Cuica The cuica is a single-head friction membranophone of Brazil. Pictured here are two metal-shelled cuica manufactured by the Latin Percussion company (located in the United States) in the fashion of the highly idiosyncratic Brazilian instrument used in both rural and urban dance ensembles. Arguably one of its most prominent contemporary contexts of usage is in the percussion ensembles (bateria) of Samba schools (escolas de samba), which are a featured element of Carnival celebrations throughout Brazil.
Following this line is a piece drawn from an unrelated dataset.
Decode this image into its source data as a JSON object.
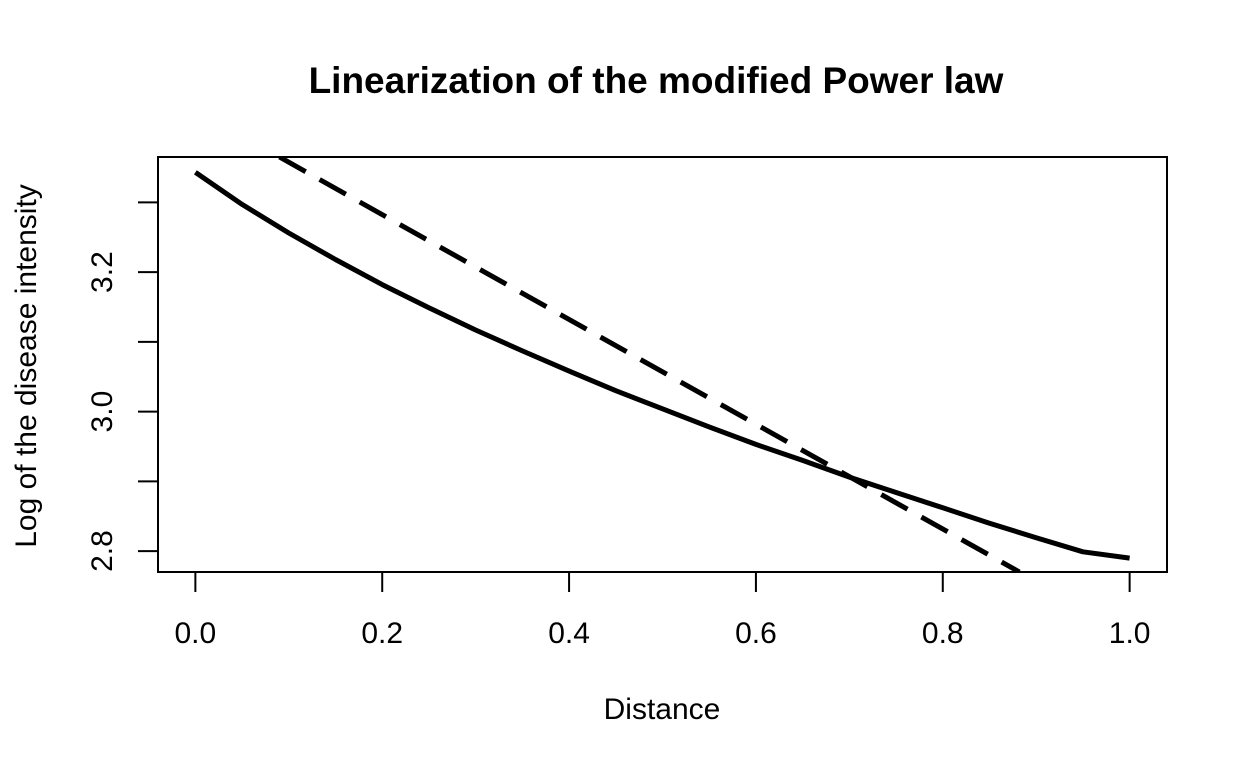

But its distinctive sound can be argued to index Brazil-ness and as a result it is frequently orchestrated into the percussion accompaniment of Brazilian popular music artists and western jazz artists who wish to season their sound with a taste of Brazil. Although manufactured in the U.S., a number of Brazilian companies make similar high-tech models of the cuica.

The shell of the first cuica pictured in the gallery is cylindrical and made of plated sheet metal. Its single mammal-skin membrane is stretched over a flesh hoop slightly wider in diameter than that of the opening in the shell it covers. The drumhead is further tensioned with a heavy metal collar of a slightly smaller diameter than the flesh hoop. This collar has eight piers located around its circumference that accept the top ends of threaded tension rods, which in turn pass through piers on a similar band (a counterhoop) that rests against a ridge in the shell a few inches above the open end of the drum shell. This counter hoop is further secured to the shell with rivets. By turning the bolts at the lower ends of the rods with a key, the amount and evenness of pressure on the membrane can be controlled. In the middle of the drumhead, through a process that involves moistening the membrane before it is attached to its flesh hoop, a nipple is created into which the bulbous head of a bamboo stick is inserted (see the two detail photos). A length of thread is used to secure the bulb in the nipple.